I recently had to get the last set status for certain items, labeled with ids. I found this answer: Python : How can I get Rows which have the max value of the group to which they belong?
To my surprise on a dataset with only ~2e6 rows it was fairly slow. However I do not need to get all max values, only the last one.
import numpy as np
import pandas as pd
df = pd.DataFrame({
"id": np.random.randint(1, 1000, size=5000),
"status": np.random.randint(1, 10, size=5000),
"date": [
time.strftime("%Y-%m-%d", time.localtime(time.time() - x))
for x in np.random.randint(-5e7, 5e7, size=5000)
],
})
%timeit df.groupby('id').apply(lambda t: t[t.date==t.date.max()])

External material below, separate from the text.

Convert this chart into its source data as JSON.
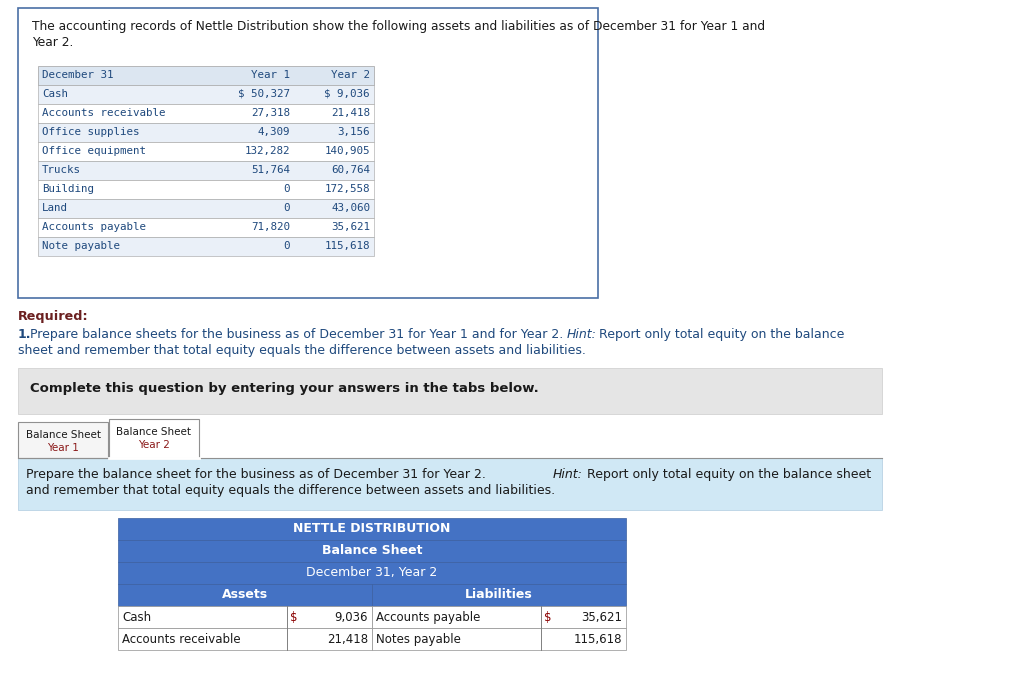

1 loops, best of 3: 576 ms per loop
%timeit df.reindex(df.sort_values(["date"], ascending=False)["id"].drop_duplicates().index)
100 loops, best of 3: 4.82 ms per loop
The first one was the solution I found in the link, which seems a way which allows more complex operations.
However for my issue I could sort and drop duplicates and reindex, which performs a lot better. Especially on larger data sets this really makes a difference.
My Questions: are there other ways to achieve what I want to do? Possibly with even better performance?